In late February and early March, Houston (Texas) Beren Academy, a small Orthodox Jewish school, received national attention after it was forced to forfeit a state semifinal rather than play on its Sabbath, only to eventually play in the game after legal wrangling forced the Texas Association of Private Parochial Schools (TAPPS) to adjust its schedule to accommodate the team.
Throughout the soap opera-like developments of Beren's struggle to play, TAPPS officials were widely criticized for their rigidity and unwillingness to accommodate a school's religious beliefs, a stance which seemed to fly in the face of TAPPS founding principles to accommodate Christian schools. Despite such public rebuke, TAPPS Commissioner Edd Burleson has repeatedly insisted that the stance taken by his association was correct, and that TAPPS has no obligation to accommodate schools of faiths outside Christianity.
"We shouldn't have accepted [Beren] in the first place," Burleson, who feels that TAPPS should be a Christian-only entity told the Dallas Morning News. "What else would you want me to say? Want me to come up with some politically correct gobbledygook? I can't. I'm telling you that's how I feel."
Yet, rather than engender support and loyalty from the schools who are safely within those demographic confines, Burleson's comments appear to have further upset at least one key TAPPS constituent: The large Texas Catholic Conference.
As reported by the Houston Chronicle, TCC officials insisted that TAPPS must be open to more diversity, or else the schools would consider leaving the athletic body for Texas schools. Considering the fact that TCC schools comprise roughly 20 percent of TAPPS entire membership, that is a significant threat.
It's a threat that Burleson appeared to take quite seriously, too, meeting with representatives from TCC member schools and insisting that their concerns over a lack of diversity would be heard.
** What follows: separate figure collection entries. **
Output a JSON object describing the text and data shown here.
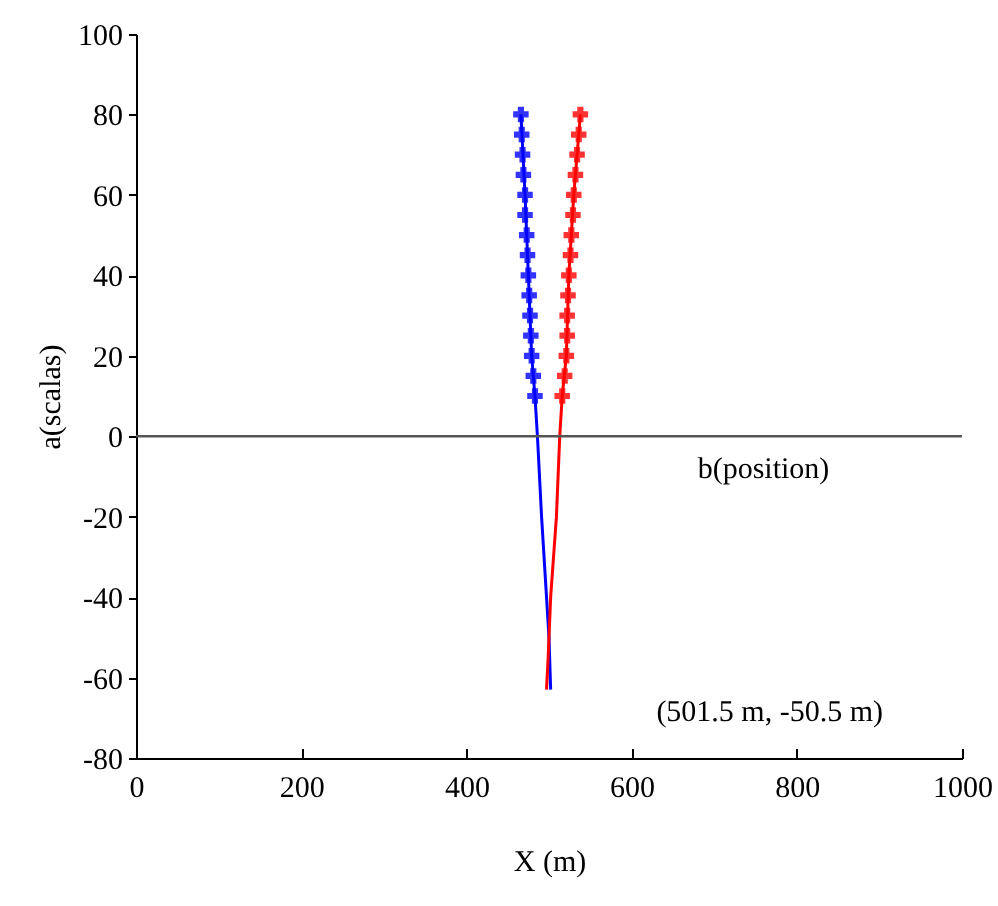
{
  "chart_data": {
    "type": "line",
    "xlabel": "X (m)",
    "ylabel": "a(scalas)",
    "xlim": [
      0,
      1000
    ],
    "xticks": [
      0,
      200,
      400,
      600,
      800,
      1000
    ],
    "ylim": [
      -80,
      100
    ],
    "yticks": [
      -80,
      -60,
      -40,
      -20,
      0,
      20,
      40,
      60,
      80,
      100
    ],
    "grid": false,
    "series": [
      {
        "color": "#0000ff",
        "marker": "none",
        "x": [
          466,
          471,
          475,
          479,
          483,
          486,
          491,
          497,
          500,
          502
        ],
        "values": [
          80,
          60,
          40,
          20,
          10,
          0,
          -20,
          -40,
          -50,
          -63
        ]
      },
      {
        "color": "#ff0000",
        "marker": "none",
        "x": [
          538,
          530,
          524,
          521,
          516,
          513,
          509,
          502,
          499,
          497
        ],
        "values": [
          80,
          60,
          40,
          20,
          10,
          0,
          -20,
          -40,
          -55,
          -63
        ]
      },
      {
        "type": "scatter",
        "color": "#0000ff",
        "marker": "cross",
        "x": [
          466,
          467,
          468,
          469,
          471,
          471,
          473,
          474,
          475,
          476,
          477,
          478,
          479,
          481,
          483
        ],
        "values": [
          80,
          75,
          70,
          65,
          60,
          55,
          50,
          45,
          40,
          35,
          30,
          25,
          20,
          15,
          10
        ]
      },
      {
        "type": "scatter",
        "color": "#ff0000",
        "marker": "cross",
        "x": [
          538,
          536,
          534,
          532,
          530,
          529,
          527,
          526,
          524,
          523,
          522,
          522,
          521,
          519,
          516
        ],
        "values": [
          80,
          75,
          70,
          65,
          60,
          55,
          50,
          45,
          40,
          35,
          30,
          25,
          20,
          15,
          10
        ]
      }
    ],
    "ref_lines": [
      {
        "axis": "y",
        "value": 0,
        "color": "#555555"
      }
    ],
    "annotations": [
      "b(position)",
      "(501.5 m, -50.5 m)"
    ]
  }
}
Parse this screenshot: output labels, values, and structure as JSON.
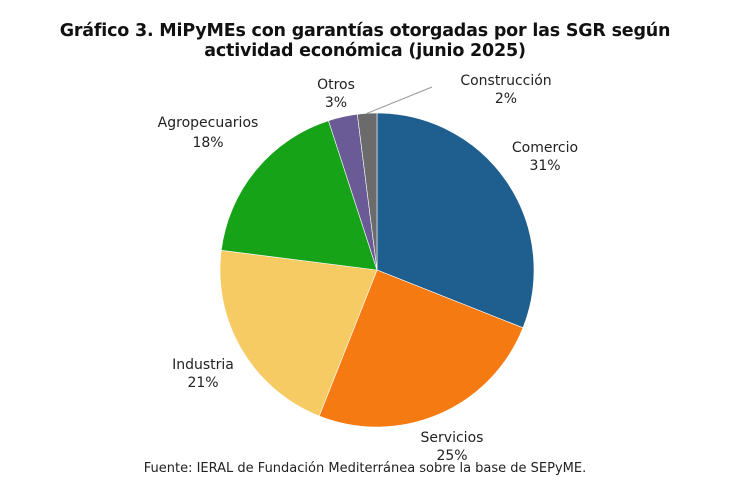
{
  "title_line1": "Gráfico 3. MiPyMEs con garantías otorgadas por las SGR según",
  "title_line2": "actividad económica (junio 2025)",
  "source": "Fuente: IERAL de Fundación Mediterránea sobre la base de SEPyME.",
  "chart_data": {
    "type": "pie",
    "title": "Gráfico 3. MiPyMEs con garantías otorgadas por las SGR según actividad económica (junio 2025)",
    "start_angle": "top, clockwise",
    "slices": [
      {
        "label": "Comercio",
        "value": 31,
        "value_label": "31%",
        "color": "#1f5f8f"
      },
      {
        "label": "Servicios",
        "value": 25,
        "value_label": "25%",
        "color": "#f57a12"
      },
      {
        "label": "Industria",
        "value": 21,
        "value_label": "21%",
        "color": "#f6cb64"
      },
      {
        "label": "Agropecuarios",
        "value": 18,
        "value_label": "18%",
        "color": "#17a317"
      },
      {
        "label": "Otros",
        "value": 3,
        "value_label": "3%",
        "color": "#6a5a96"
      },
      {
        "label": "Construcción",
        "value": 2,
        "value_label": "2%",
        "color": "#6b6b6b"
      }
    ]
  }
}
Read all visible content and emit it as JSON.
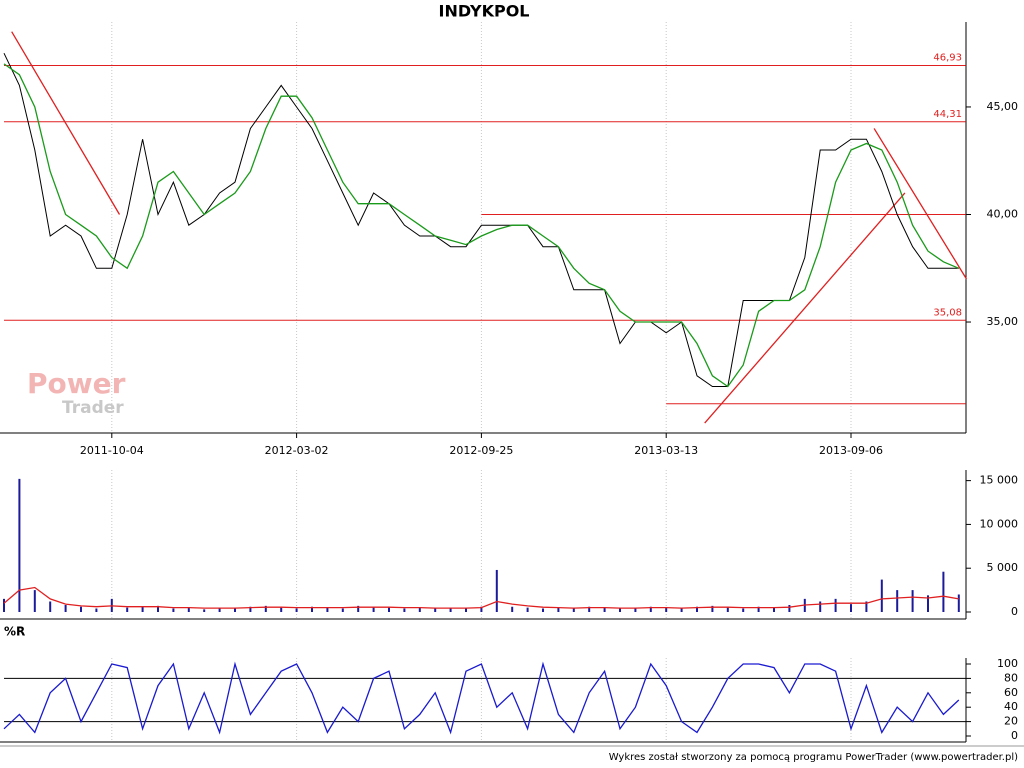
{
  "chart_data": [
    {
      "type": "line",
      "title": "INDYKPOL",
      "watermark": [
        "Power",
        "Trader"
      ],
      "categories": [
        null,
        null,
        null,
        null,
        null,
        null,
        null,
        "2011-10-04",
        null,
        null,
        null,
        null,
        null,
        null,
        null,
        null,
        null,
        null,
        null,
        "2012-03-02",
        null,
        null,
        null,
        null,
        null,
        null,
        null,
        null,
        null,
        null,
        null,
        "2012-09-25",
        null,
        null,
        null,
        null,
        null,
        null,
        null,
        null,
        null,
        null,
        null,
        "2013-03-13",
        null,
        null,
        null,
        null,
        null,
        null,
        null,
        null,
        null,
        null,
        null,
        "2013-09-06",
        null,
        null,
        null,
        null,
        null,
        null,
        null
      ],
      "series": [
        {
          "color": "#000000",
          "values": [
            47.5,
            46,
            43,
            39,
            39.5,
            39,
            37.5,
            37.5,
            40,
            43.5,
            40,
            41.5,
            39.5,
            40,
            41,
            41.5,
            44,
            45,
            46,
            45,
            44,
            42.5,
            41,
            39.5,
            41,
            40.5,
            39.5,
            39,
            39,
            38.5,
            38.5,
            39.5,
            39.5,
            39.5,
            39.5,
            38.5,
            38.5,
            36.5,
            36.5,
            36.5,
            34,
            35,
            35,
            34.5,
            35,
            32.5,
            32,
            32,
            36,
            36,
            36,
            36,
            38,
            43,
            43,
            43.5,
            43.5,
            42,
            40,
            38.5,
            37.5,
            37.5,
            37.5
          ]
        },
        {
          "color": "#1a9a1a",
          "values": [
            47,
            46.5,
            45,
            42,
            40,
            39.5,
            39,
            38,
            37.5,
            39,
            41.5,
            42,
            41,
            40,
            40.5,
            41,
            42,
            44,
            45.5,
            45.5,
            44.5,
            43,
            41.5,
            40.5,
            40.5,
            40.5,
            40,
            39.5,
            39,
            38.8,
            38.6,
            39,
            39.3,
            39.5,
            39.5,
            39,
            38.5,
            37.5,
            36.8,
            36.5,
            35.5,
            35,
            35,
            35,
            35,
            34,
            32.5,
            32,
            33,
            35.5,
            36,
            36,
            36.5,
            38.5,
            41.5,
            43,
            43.3,
            43,
            41.5,
            39.5,
            38.3,
            37.8,
            37.5
          ]
        }
      ],
      "hlines": [
        {
          "value": 46.93,
          "label": "46,93",
          "x0": 0,
          "x1": 62
        },
        {
          "value": 44.31,
          "label": "44,31",
          "x0": 0,
          "x1": 62
        },
        {
          "value": 40,
          "x0": 31,
          "x1": 62
        },
        {
          "value": 35.08,
          "label": "35,08",
          "x0": 0,
          "x1": 62
        },
        {
          "value": 31.2,
          "x0": 43,
          "x1": 62
        }
      ],
      "trendlines": [
        {
          "x0": 0.5,
          "y0": 48.5,
          "x1": 7.5,
          "y1": 40
        },
        {
          "x0": 45.5,
          "y0": 30.3,
          "x1": 58.5,
          "y1": 41
        },
        {
          "x0": 56.5,
          "y0": 44,
          "x1": 62.5,
          "y1": 37
        }
      ],
      "line_color": "#e02020",
      "ylim": [
        29.84,
        48.95
      ],
      "yticks": [
        {
          "value": 35,
          "label": "35,00"
        },
        {
          "value": 40,
          "label": "40,00"
        },
        {
          "value": 45,
          "label": "45,00"
        }
      ],
      "grid": true
    },
    {
      "type": "bar",
      "series": [
        {
          "type": "bar",
          "color": "#1a1a9a",
          "values": [
            1500,
            15200,
            2500,
            1200,
            800,
            600,
            400,
            1500,
            500,
            600,
            700,
            400,
            500,
            300,
            400,
            500,
            600,
            700,
            500,
            400,
            600,
            500,
            400,
            700,
            600,
            500,
            400,
            500,
            400,
            500,
            400,
            600,
            4800,
            600,
            500,
            400,
            500,
            400,
            600,
            500,
            400,
            500,
            600,
            500,
            400,
            600,
            700,
            500,
            400,
            600,
            500,
            800,
            1500,
            1200,
            1500,
            900,
            1200,
            3700,
            2500,
            2500,
            1900,
            4600,
            2000
          ]
        },
        {
          "type": "line",
          "color": "#e02020",
          "values": [
            1000,
            2500,
            2800,
            1500,
            900,
            700,
            600,
            700,
            600,
            600,
            600,
            500,
            500,
            450,
            450,
            450,
            500,
            550,
            550,
            500,
            500,
            500,
            500,
            550,
            550,
            550,
            500,
            500,
            450,
            450,
            450,
            500,
            1200,
            900,
            700,
            550,
            500,
            450,
            500,
            500,
            450,
            450,
            500,
            500,
            450,
            500,
            550,
            550,
            500,
            500,
            500,
            550,
            800,
            900,
            1000,
            1000,
            1000,
            1500,
            1600,
            1700,
            1600,
            1800,
            1500
          ]
        }
      ],
      "ylim": [
        0,
        15300
      ],
      "yticks": [
        0,
        {
          "value": 5000,
          "label": "5 000"
        },
        {
          "value": 10000,
          "label": "10 000"
        },
        {
          "value": 15000,
          "label": "15 000"
        }
      ],
      "grid": true
    },
    {
      "type": "line",
      "title": "%R",
      "series": [
        {
          "color": "#1a1ad0",
          "values": [
            10,
            30,
            5,
            60,
            80,
            20,
            60,
            100,
            95,
            10,
            70,
            100,
            10,
            60,
            5,
            100,
            30,
            60,
            90,
            100,
            60,
            5,
            40,
            20,
            80,
            90,
            10,
            30,
            60,
            5,
            90,
            100,
            40,
            60,
            10,
            100,
            30,
            5,
            60,
            90,
            10,
            40,
            100,
            70,
            20,
            5,
            40,
            80,
            100,
            100,
            95,
            60,
            100,
            100,
            90,
            10,
            70,
            5,
            40,
            20,
            60,
            30,
            50
          ]
        }
      ],
      "hlines": [
        {
          "value": 20,
          "x0": 0,
          "x1": 62
        },
        {
          "value": 80,
          "x0": 0,
          "x1": 62
        }
      ],
      "line_color": "#000000",
      "ylim": [
        0,
        100
      ],
      "yticks": [
        0,
        20,
        40,
        60,
        80,
        100
      ],
      "grid": true
    }
  ],
  "footer": "Wykres został stworzony za pomocą programu PowerTrader (www.powertrader.pl)"
}
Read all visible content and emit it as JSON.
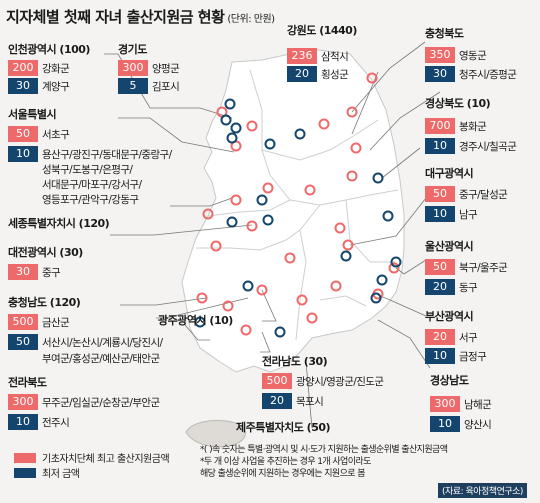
{
  "title": "지자체별 첫째 자녀 출산지원금 현황",
  "unit": "(단위: 만원)",
  "colors": {
    "high": "#ee6a6a",
    "low": "#14456e"
  },
  "regions": {
    "incheon": {
      "name": "인천광역시 (100)",
      "high": {
        "value": "200",
        "names": "강화군"
      },
      "low": {
        "value": "30",
        "names": "계양구"
      }
    },
    "gyeonggi": {
      "name": "경기도",
      "high": {
        "value": "300",
        "names": "양평군"
      },
      "low": {
        "value": "5",
        "names": "김포시"
      }
    },
    "seoul": {
      "name": "서울특별시",
      "high": {
        "value": "50",
        "names": "서초구"
      },
      "low": {
        "value": "10",
        "names": "용산구/광진구/동대문구/중랑구/"
      },
      "low_cont": [
        "성북구/도봉구/은평구/",
        "서대문구/마포구/강서구/",
        "영등포구/관악구/강동구"
      ]
    },
    "sejong": {
      "name": "세종특별자치시 (120)"
    },
    "daejeon": {
      "name": "대전광역시 (30)",
      "high": {
        "value": "30",
        "names": "중구"
      }
    },
    "chungnam": {
      "name": "충청남도 (120)",
      "high": {
        "value": "500",
        "names": "금산군"
      },
      "low": {
        "value": "50",
        "names": "서산시/논산시/계룡시/당진시/"
      },
      "low_cont": [
        "부여군/홍성군/예산군/태안군"
      ]
    },
    "jeonbuk": {
      "name": "전라북도",
      "high": {
        "value": "300",
        "names": "무주군/임실군/순창군/부안군"
      },
      "low": {
        "value": "10",
        "names": "전주시"
      }
    },
    "gangwon": {
      "name": "강원도 (1440)",
      "high": {
        "value": "236",
        "names": "삼척시"
      },
      "low": {
        "value": "20",
        "names": "횡성군"
      }
    },
    "chungbuk": {
      "name": "충청북도",
      "high": {
        "value": "350",
        "names": "영동군"
      },
      "low": {
        "value": "30",
        "names": "청주시/증평군"
      }
    },
    "gyeongbuk": {
      "name": "경상북도 (10)",
      "high": {
        "value": "700",
        "names": "봉화군"
      },
      "low": {
        "value": "10",
        "names": "경주시/칠곡군"
      }
    },
    "daegu": {
      "name": "대구광역시",
      "high": {
        "value": "50",
        "names": "중구/달성군"
      },
      "low": {
        "value": "10",
        "names": "남구"
      }
    },
    "ulsan": {
      "name": "울산광역시",
      "high": {
        "value": "50",
        "names": "북구/울주군"
      },
      "low": {
        "value": "20",
        "names": "동구"
      }
    },
    "busan": {
      "name": "부산광역시",
      "high": {
        "value": "20",
        "names": "서구"
      },
      "low": {
        "value": "10",
        "names": "금정구"
      }
    },
    "gwangju": {
      "name": "광주광역시 (10)"
    },
    "jeonnam": {
      "name": "전라남도 (30)",
      "high": {
        "value": "500",
        "names": "광양시/영광군/진도군"
      },
      "low": {
        "value": "20",
        "names": "목포시"
      }
    },
    "gyeongnam": {
      "name": "경상남도",
      "high": {
        "value": "300",
        "names": "남해군"
      },
      "low": {
        "value": "10",
        "names": "양산시"
      }
    },
    "jeju": {
      "name": "제주특별자치도 (50)"
    }
  },
  "legend": {
    "high": "기초자치단체 최고 출산지원금액",
    "low": "최저 금액"
  },
  "notes": [
    "*(  )속 숫자는 특별·광역시 및 시·도가 지원하는 출생순위별 출산지원금액",
    "*두 개 이상 사업을 추진하는 경우 1개 사업이라도",
    "  해당 출생순위에 지원하는 경우에는 지원으로 봄"
  ],
  "source": "(자료: 육아정책연구소)"
}
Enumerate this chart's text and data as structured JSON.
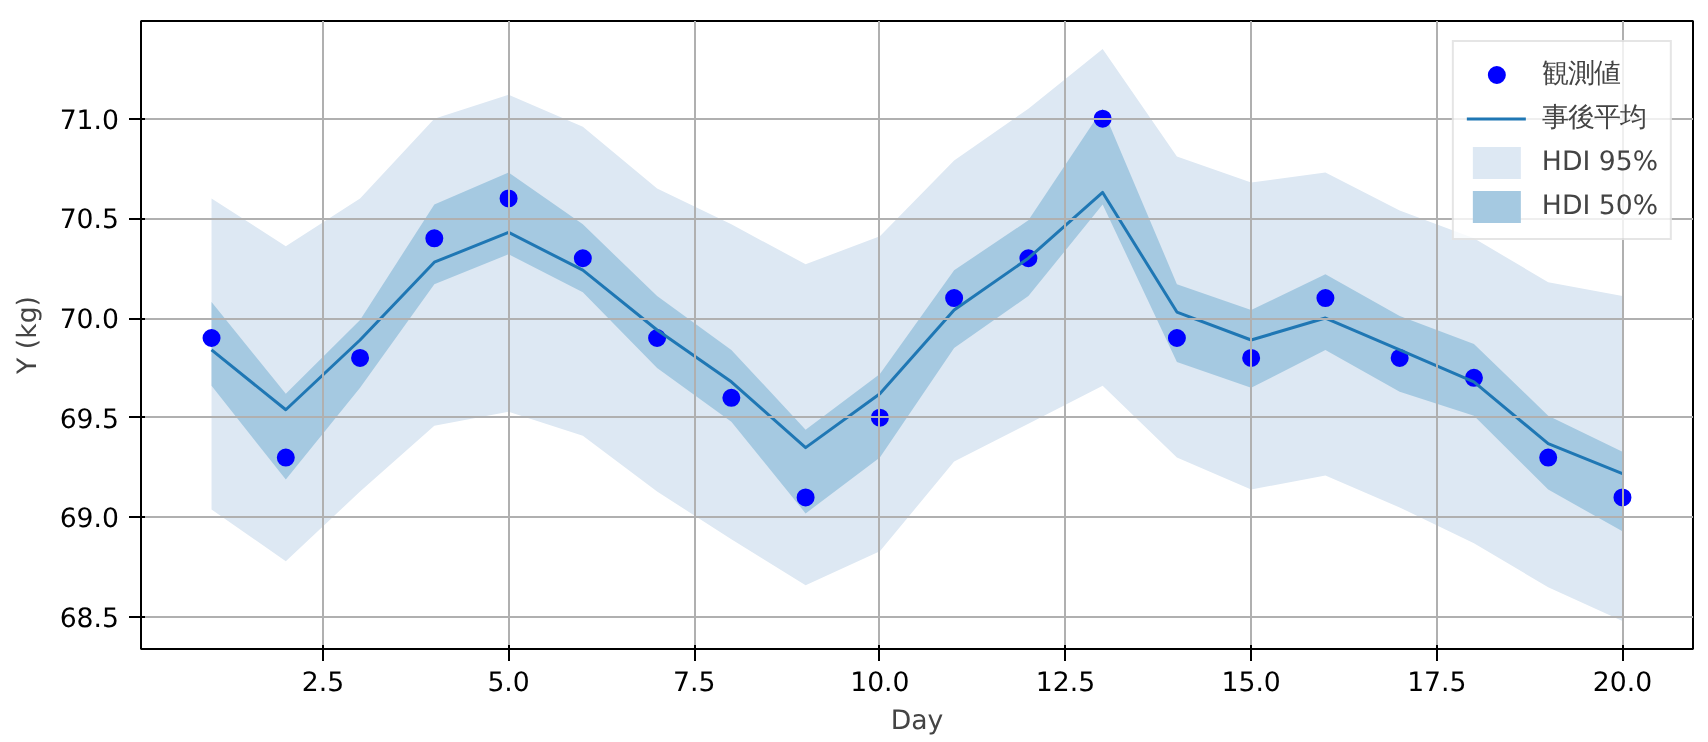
{
  "chart_data": {
    "type": "line",
    "xlabel": "Day",
    "ylabel": "Y (kg)",
    "x": [
      1,
      2,
      3,
      4,
      5,
      6,
      7,
      8,
      9,
      10,
      11,
      12,
      13,
      14,
      15,
      16,
      17,
      18,
      19,
      20
    ],
    "series": [
      {
        "name": "観測値",
        "type": "scatter",
        "color": "#0000ff",
        "marker": "circle",
        "values": [
          69.9,
          69.3,
          69.8,
          70.4,
          70.6,
          70.3,
          69.9,
          69.6,
          69.1,
          69.5,
          70.1,
          70.3,
          71.0,
          69.9,
          69.8,
          70.1,
          69.8,
          69.7,
          69.3,
          69.1
        ]
      },
      {
        "name": "事後平均",
        "color": "#1f77b4",
        "values": [
          69.84,
          69.54,
          69.89,
          70.28,
          70.43,
          70.24,
          69.94,
          69.68,
          69.35,
          69.62,
          70.04,
          70.3,
          70.63,
          70.03,
          69.89,
          70.0,
          69.84,
          69.68,
          69.37,
          69.22
        ]
      },
      {
        "name": "HDI 95%",
        "color": "#dde8f3",
        "values": [
          null,
          null,
          null,
          null,
          null,
          null,
          null,
          null,
          null,
          null,
          null,
          null,
          null,
          null,
          null,
          null,
          null,
          null,
          null,
          null
        ],
        "upper": [
          70.6,
          70.36,
          70.6,
          71.0,
          71.12,
          70.96,
          70.65,
          70.47,
          70.27,
          70.41,
          70.79,
          71.05,
          71.35,
          70.81,
          70.68,
          70.73,
          70.54,
          70.4,
          70.18,
          70.11
        ],
        "lower": [
          69.04,
          68.78,
          69.13,
          69.46,
          69.53,
          69.41,
          69.13,
          68.89,
          68.66,
          68.83,
          69.28,
          69.47,
          69.66,
          69.3,
          69.14,
          69.21,
          69.05,
          68.87,
          68.65,
          68.48
        ]
      },
      {
        "name": "HDI 50%",
        "color": "#a5c9e1",
        "values": [
          null,
          null,
          null,
          null,
          null,
          null,
          null,
          null,
          null,
          null,
          null,
          null,
          null,
          null,
          null,
          null,
          null,
          null,
          null,
          null
        ],
        "upper": [
          70.08,
          69.62,
          69.99,
          70.57,
          70.73,
          70.47,
          70.11,
          69.84,
          69.44,
          69.72,
          70.24,
          70.49,
          71.05,
          70.17,
          70.04,
          70.22,
          70.01,
          69.87,
          69.51,
          69.33
        ],
        "lower": [
          69.66,
          69.19,
          69.65,
          70.17,
          70.32,
          70.13,
          69.75,
          69.48,
          69.02,
          69.3,
          69.85,
          70.11,
          70.57,
          69.78,
          69.65,
          69.84,
          69.63,
          69.51,
          69.14,
          68.93
        ]
      }
    ],
    "xlim": [
      0.05,
      20.95
    ],
    "ylim": [
      68.34,
      71.49
    ],
    "xticks": [
      2.5,
      {
        "value": 5,
        "label": "5.0"
      },
      7.5,
      {
        "value": 10,
        "label": "10.0"
      },
      12.5,
      {
        "value": 15,
        "label": "15.0"
      },
      17.5,
      {
        "value": 20,
        "label": "20.0"
      }
    ],
    "yticks": [
      68.5,
      {
        "value": 69,
        "label": "69.0"
      },
      69.5,
      {
        "value": 70,
        "label": "70.0"
      },
      70.5,
      {
        "value": 71,
        "label": "71.0"
      }
    ],
    "grid": true,
    "legend": "top right"
  }
}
Yet that meeting came just days before he spoke to the Morning News and offered up a much more limited vision for the organization moving ahead.
As a result, the TCC may seriously consider breaking away from TAPPS, as an official statement to the Chronicle made abundantly clear.
"The comments attributed to Mr. Burleson in the media (Sunday) come as a surprise," the group's statement read. "At a meeting with representatives of member schools last week in Belton, Mr. Burleson reportedly conveyed his intention to listen to the concerns of member schools and resolve these issues - he even scheduled a second meeting in two weeks to discuss it further. If today's comments are accurate, they are dramatically different from the impressions he gave a week ago.
"The Texas Catholic superintendents' position remains the same. If the concerns are not satisfactorily resolved, Catholic schools will reconsider their future affiliation with TAPPS."
Burleson and the TCC appear headed for a wild, wild West-style face off, and it's awfully hard to figure which side is more likely to bend their vision of what TAPPS should be. Perhaps the only thing that is certain is that if things stay the same, TAPPS won't continue as constituted for much longer.